Engineers turn ideas into reality. Likewise, a good communicator can turn thoughts into reality.
Mark Twain famously said, “I like a good story well told. That’s the reason I’m sometimes forced to tell them myself.” Engineering A Story is designed to help anyone become a more engaging, confident storyteller. For any engineering project to become reality, it must pass through 4 phases. The same is true for any great story well told.
Engineering a Story will help you find stories, share those stories, and get your audience to care. Plus learn the secret weapon that guarantees you’ll have an arsenal of great story ideas for any occasion.
In the first phase of any engineering project, the engineer speaks with the client, asking loads of questions to learn what is needed. Likewise the storyteller must first speak with their client to figure out what they hope to achieve through this presentation.
For any talk, presentation, message or sermon to resonate, the speaker must deliver one idea. Not two or three....one! All the connecting tissue must relate to and support this one idea. An engineer doesn't design a bridge and randomly include a building.
After understanding the needs of the client, a good first question to ask yourself is, "What is the one thing I want my audience to think, feel and do after they hear me speak?"
The second phase of an engineering project is the design. This is where the engineer uses his skills and education to create something new, literally something that's never existed before.
Likewise, a storyteller uses their skills, education and experiences to create something new. A thought that will make the audience go “Hmmm…” Where the engineer uses formulas to ensure the idea is well designed, the storyteller uses "formulas" to ensure the story is well designed so the audience understands and follows along.
As we design our story there are three key elements that we’ll consider - Characters, Moments and Flow. The design of these three elements is vital for success.
The third phase of an engineering project is exciting because this is where the project becomes visible to the public. Ground is broken. Trees are cleared. Dirt is moved. New structures are built. The hours of preparation become a reality.
The storyteller has spent hours thinking, meditating and crafting content that'll resonate with their audience.
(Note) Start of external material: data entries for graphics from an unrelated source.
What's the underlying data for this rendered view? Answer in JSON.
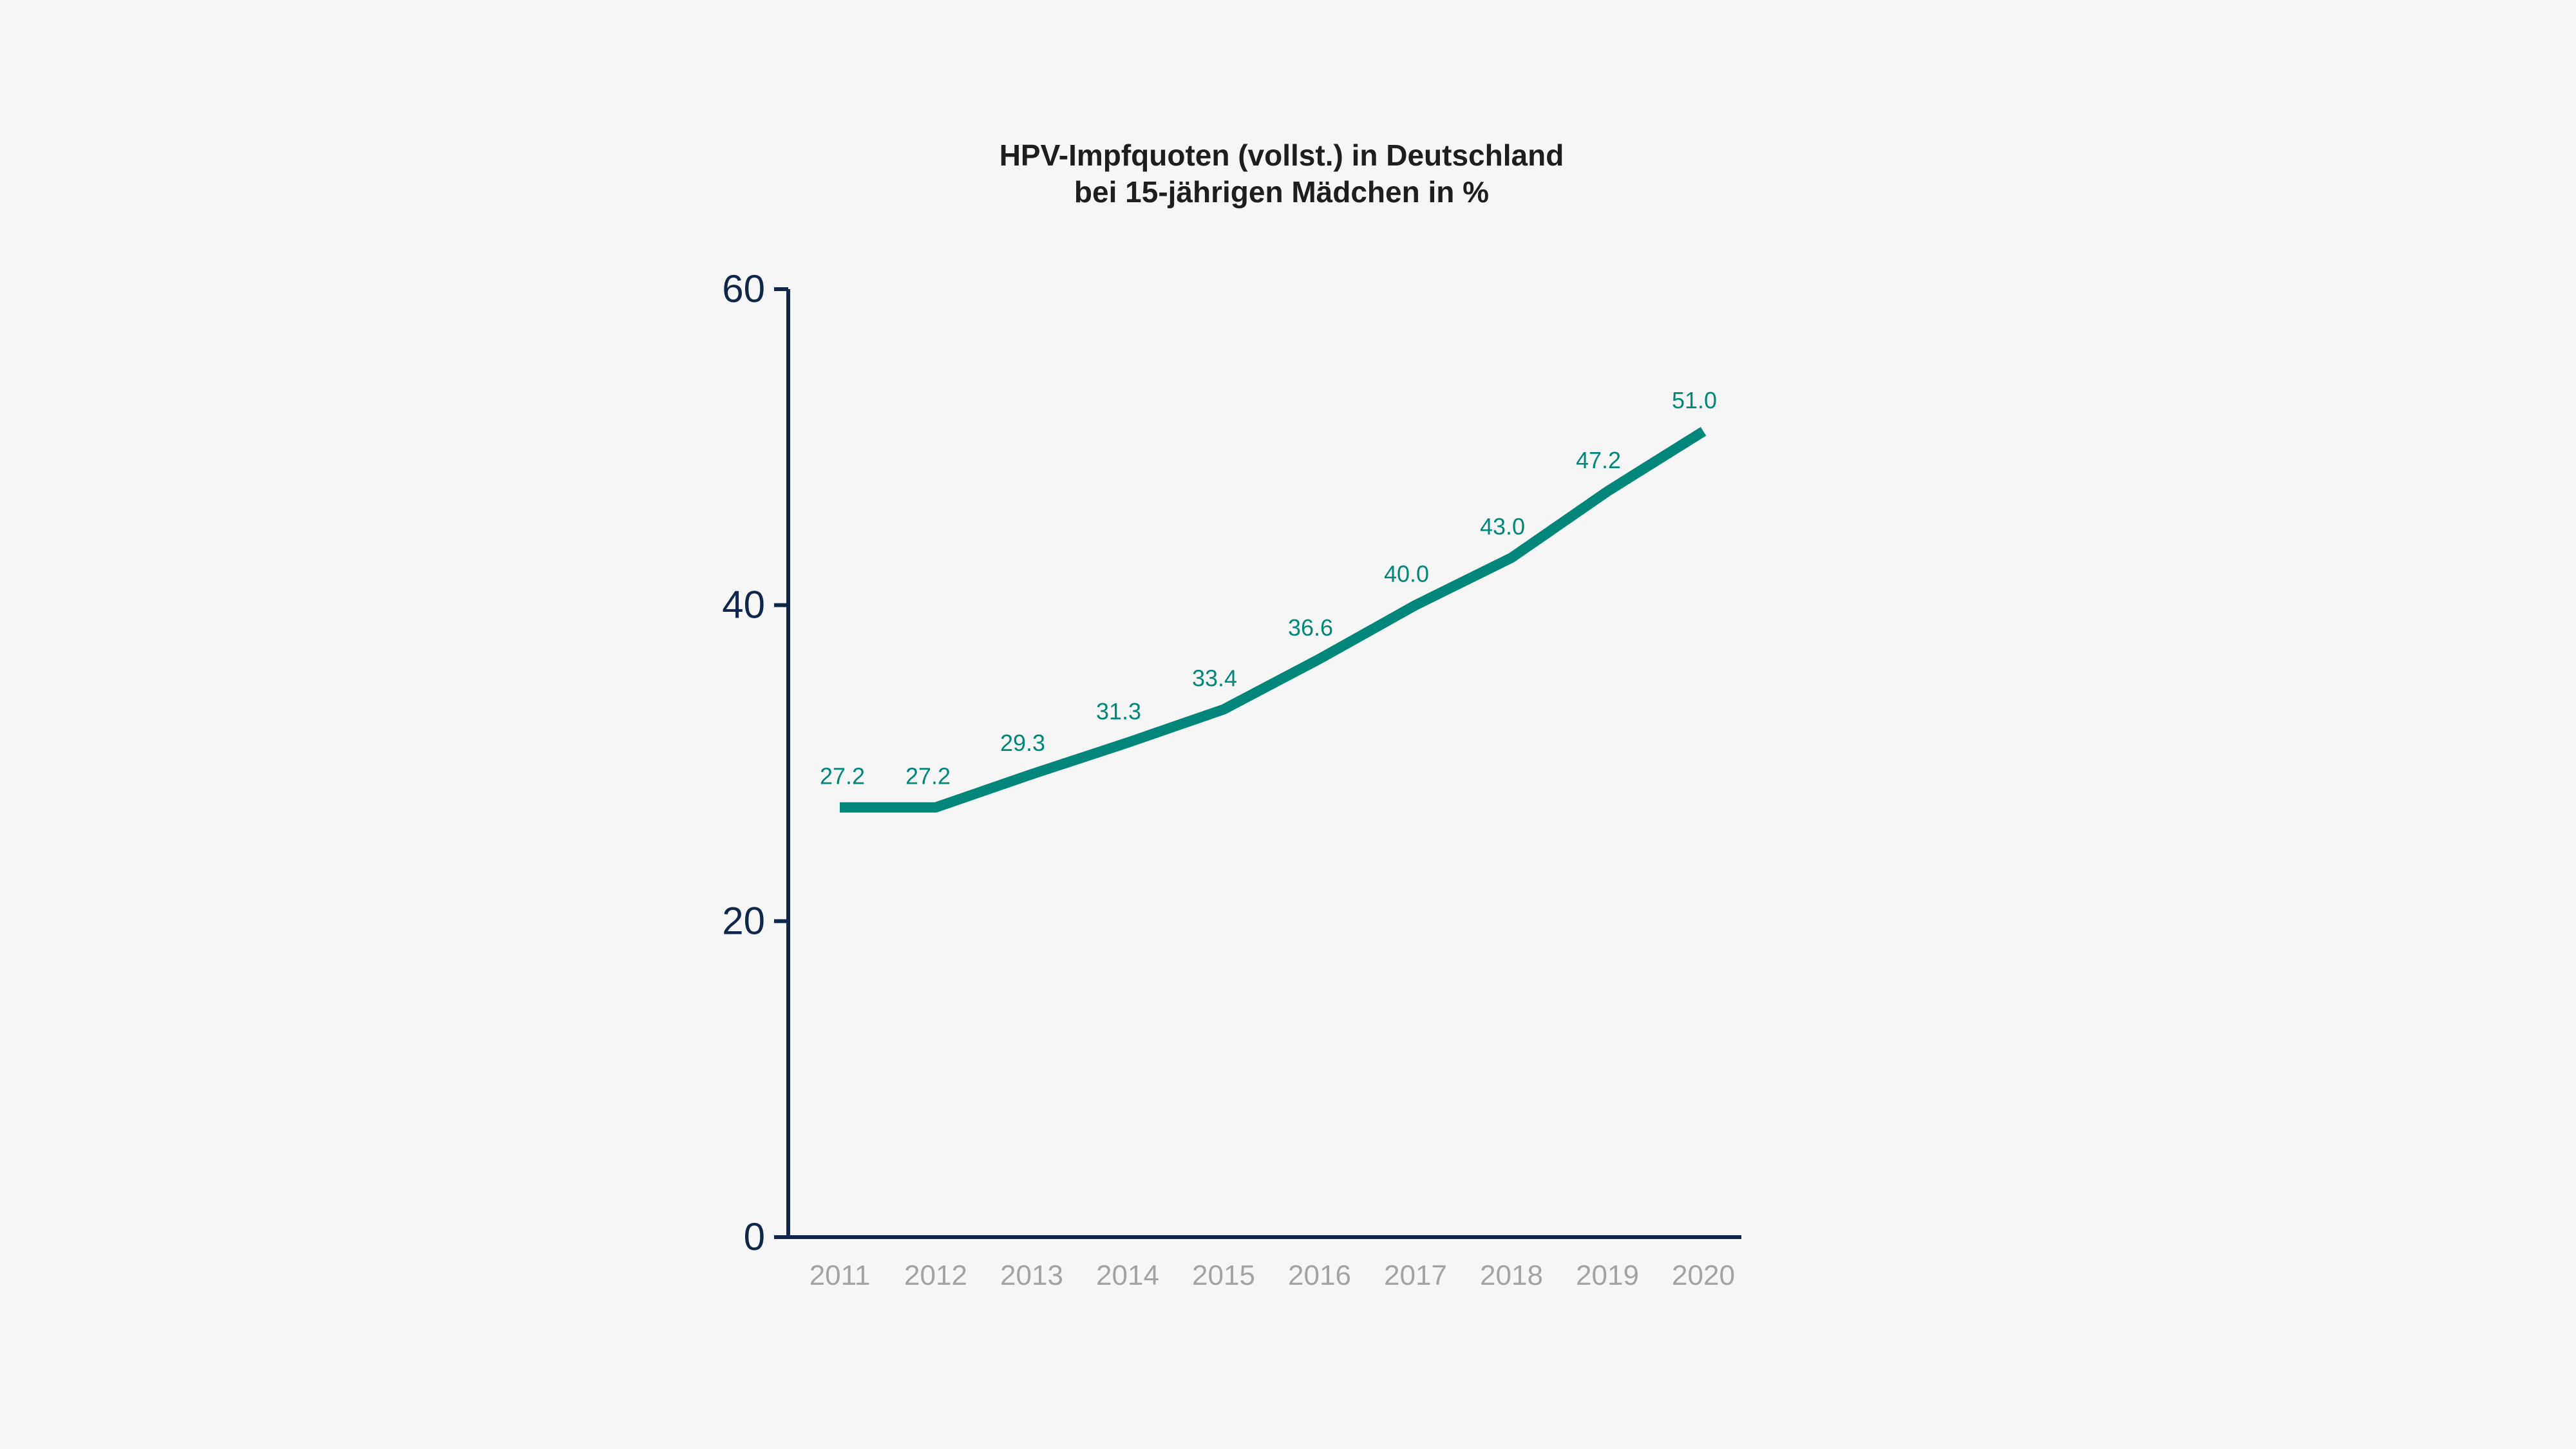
{
  "chart_data": {
    "type": "line",
    "title": [
      "HPV-Impfquoten (vollst.) in Deutschland",
      "bei 15-jährigen Mädchen in %"
    ],
    "xlabel": "",
    "ylabel": "",
    "categories": [
      "2011",
      "2012",
      "2013",
      "2014",
      "2015",
      "2016",
      "2017",
      "2018",
      "2019",
      "2020"
    ],
    "values": [
      27.2,
      27.2,
      29.3,
      31.3,
      33.4,
      36.6,
      40.0,
      43.0,
      47.2,
      51.0
    ],
    "data_labels": [
      "27.2",
      "27.2",
      "29.3",
      "31.3",
      "33.4",
      "36.6",
      "40.0",
      "43.0",
      "47.2",
      "51.0"
    ],
    "ylim": [
      0,
      60
    ],
    "yticks": [
      "0",
      "20",
      "40",
      "60"
    ],
    "grid": false,
    "colors": {
      "line": "#00877a",
      "axis": "#10264a",
      "xtick": "#a3a3a3",
      "background": "#f6f6f6"
    }
  }
}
This is their time to shine and make their story come alive for the audience.
Every storyteller, regardless of their delivery style, must develop 4 abilities to deliver content that resonates.
Once a project is built, the general public thinks the engineer's work is done. However, there's one final phase that is vital to ensure the project will last. Inspection. Many engineering projects are open to the public while the engineer is in the shadows evaluating the construction.
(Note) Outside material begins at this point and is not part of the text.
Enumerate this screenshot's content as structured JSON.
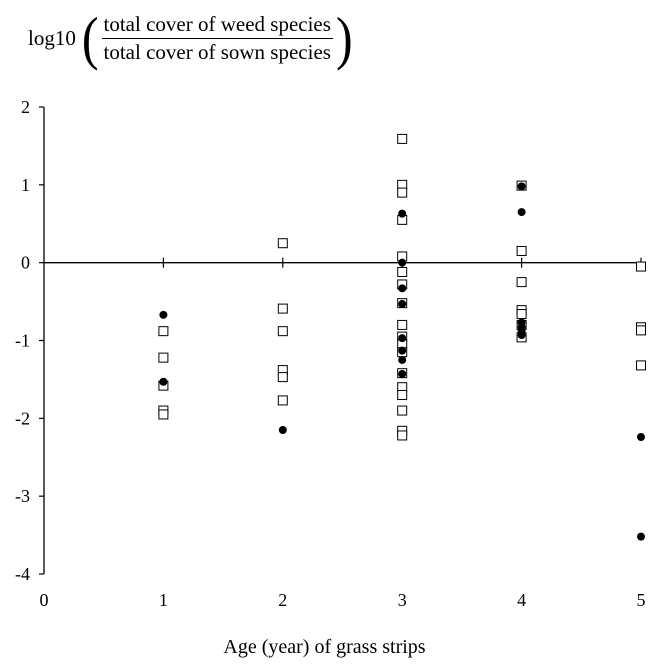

Most storytellers neglect this phase of story development. It’s not flashy and you don’t receive a pat on the back. At least not in the moment. However, once the story is told, the key to improvement is inspection! Inspection improves the story and the storyteller.
Following your talk, a great question to ask yourself is, "What could I do to make this talk 10% better?" Or, "What do I need to add, tweak, or remove?" If you want to improve, inspect your work.